Chega. Eu também sinto um certo enfado com a minha própria compulsão analítica.
O que foi que disse o bardo? “O mundo está demais conosco.” Mas o que fazer?
Estamos condenados à autoconsciência. Existir é questionar, como disse…
O pai tentou
devolver o papagaio, mas não o aceitaram de volta. A garantia era de que o
papagaio falava. Não garantiram que seria engraçado. E o papagaio, realmente,
não para de falar. Um dia o pai chegou em casa e foi recebido com a notícia que
a cozinheira tentara se suicidar. Mas como?
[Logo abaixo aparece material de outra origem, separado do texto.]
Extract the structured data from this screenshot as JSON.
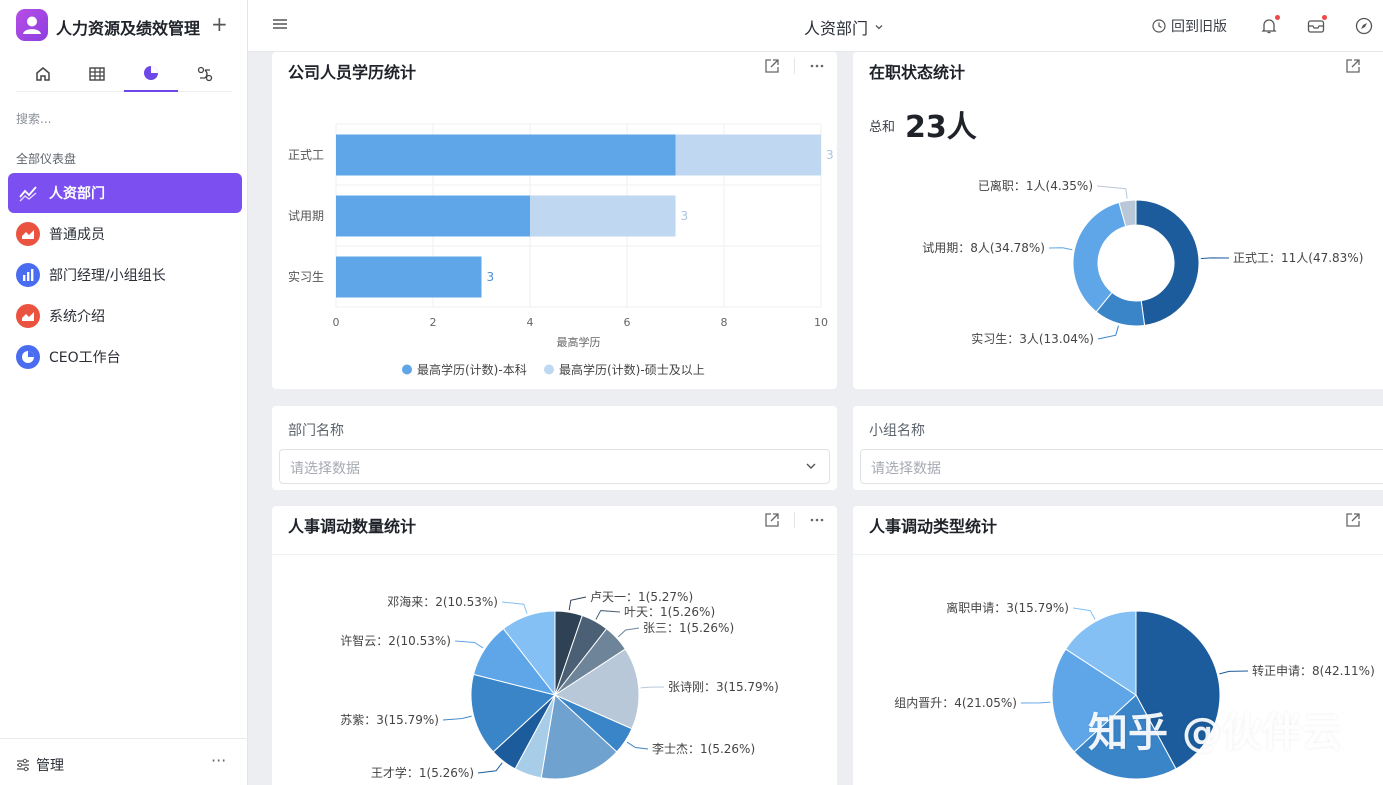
{
  "app": {
    "title": "人力资源及绩效管理",
    "add_label": "+"
  },
  "nav": {
    "tabs": [
      "home-icon",
      "table-icon",
      "dashboard-icon",
      "workflow-icon"
    ],
    "active": 2
  },
  "sidebar": {
    "search_placeholder": "搜索...",
    "section_label": "全部仪表盘",
    "items": [
      {
        "label": "人资部门",
        "icon": "line-chart-icon",
        "color": "#7b4ff0",
        "active": true
      },
      {
        "label": "普通成员",
        "icon": "area-chart-icon",
        "color": "#e9533f"
      },
      {
        "label": "部门经理/小组组长",
        "icon": "bar-chart-icon",
        "color": "#4a6cf0"
      },
      {
        "label": "系统介绍",
        "icon": "area-chart-icon",
        "color": "#e9533f"
      },
      {
        "label": "CEO工作台",
        "icon": "pie-chart-icon",
        "color": "#4a6cf0"
      }
    ],
    "footer": {
      "manage_label": "管理",
      "more_label": "···"
    }
  },
  "topbar": {
    "page_title": "人资部门",
    "back_old_label": "回到旧版"
  },
  "cards": {
    "education": {
      "title": "公司人员学历统计"
    },
    "status": {
      "title": "在职状态统计",
      "total_label": "总和",
      "total_value": "23人"
    },
    "dept_filter": {
      "label": "部门名称",
      "placeholder": "请选择数据"
    },
    "group_filter": {
      "label": "小组名称",
      "placeholder": "请选择数据"
    },
    "transfer_count": {
      "title": "人事调动数量统计"
    },
    "transfer_type": {
      "title": "人事调动类型统计"
    }
  },
  "watermark": "知乎 @伙伴云",
  "colors": {
    "accent": "#7b4ff0",
    "bar_primary": "#5ea6e8",
    "bar_secondary": "#c0d7f2",
    "dark_blue": "#1c5c9c"
  },
  "chart_data": [
    {
      "type": "bar",
      "orientation": "horizontal",
      "stacked": true,
      "categories": [
        "正式工",
        "试用期",
        "实习生"
      ],
      "series": [
        {
          "name": "最高学历(计数)-本科",
          "values": [
            7,
            4,
            3
          ],
          "color": "#5ea6e8"
        },
        {
          "name": "最高学历(计数)-硕士及以上",
          "values": [
            3,
            3,
            0
          ],
          "color": "#c0d7f2"
        }
      ],
      "xlabel": "最高学历",
      "xlim": [
        0,
        10
      ],
      "xticks": [
        "0",
        "2",
        "4",
        "6",
        "8",
        "10"
      ],
      "grid": true,
      "legend": "bottom"
    },
    {
      "type": "pie",
      "donut": true,
      "slices": [
        {
          "label": "正式工：11人(47.83%)",
          "value": 11,
          "color": "#1c5c9c"
        },
        {
          "label": "实习生：3人(13.04%)",
          "value": 3,
          "color": "#3a84c8"
        },
        {
          "label": "试用期：8人(34.78%)",
          "value": 8,
          "color": "#5ea6e8"
        },
        {
          "label": "已离职：1人(4.35%)",
          "value": 1,
          "color": "#b8c8d8"
        }
      ]
    },
    {
      "type": "pie",
      "slices": [
        {
          "label": "卢天一：1(5.27%)",
          "value": 1,
          "color": "#2e4155"
        },
        {
          "label": "叶天：1(5.26%)",
          "value": 1,
          "color": "#4b6075"
        },
        {
          "label": "张三：1(5.26%)",
          "value": 1,
          "color": "#6e8499"
        },
        {
          "label": "张诗刚：3(15.79%)",
          "value": 3,
          "color": "#b8c8d8"
        },
        {
          "label": "李士杰：1(5.26%)",
          "value": 1,
          "color": "#3a84c8"
        },
        {
          "label": "",
          "value": 3,
          "color": "#6fa2cf"
        },
        {
          "label": "",
          "value": 1,
          "color": "#a8cde9"
        },
        {
          "label": "王才学：1(5.26%)",
          "value": 1,
          "color": "#1c5c9c"
        },
        {
          "label": "苏紫：3(15.79%)",
          "value": 3,
          "color": "#3a84c8"
        },
        {
          "label": "许智云：2(10.53%)",
          "value": 2,
          "color": "#5ea6e8"
        },
        {
          "label": "邓海来：2(10.53%)",
          "value": 2,
          "color": "#85c0f5"
        }
      ]
    },
    {
      "type": "pie",
      "slices": [
        {
          "label": "转正申请：8(42.11%)",
          "value": 8,
          "color": "#1c5c9c"
        },
        {
          "label": "",
          "value": 4,
          "color": "#3a84c8"
        },
        {
          "label": "组内晋升：4(21.05%)",
          "value": 4,
          "color": "#5ea6e8"
        },
        {
          "label": "离职申请：3(15.79%)",
          "value": 3,
          "color": "#85c0f5"
        }
      ]
    }
  ]
}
A Rosaura, sempre tão bem disposta?
— Foi o
papagaio.
— O
papagaio?
— Ele encheu
a cabeça dela. A futilidade da existência, a indiferença do Universo, sei lá.
Aquilo não
podia continuar assim. Os amigos iam visitar, esperando se divertir com a
conversa do papagaio depressivo.
No princípio
riam muito, sacudiam a cabeça e comentavam: “Veja só, um papagaio filósofo…”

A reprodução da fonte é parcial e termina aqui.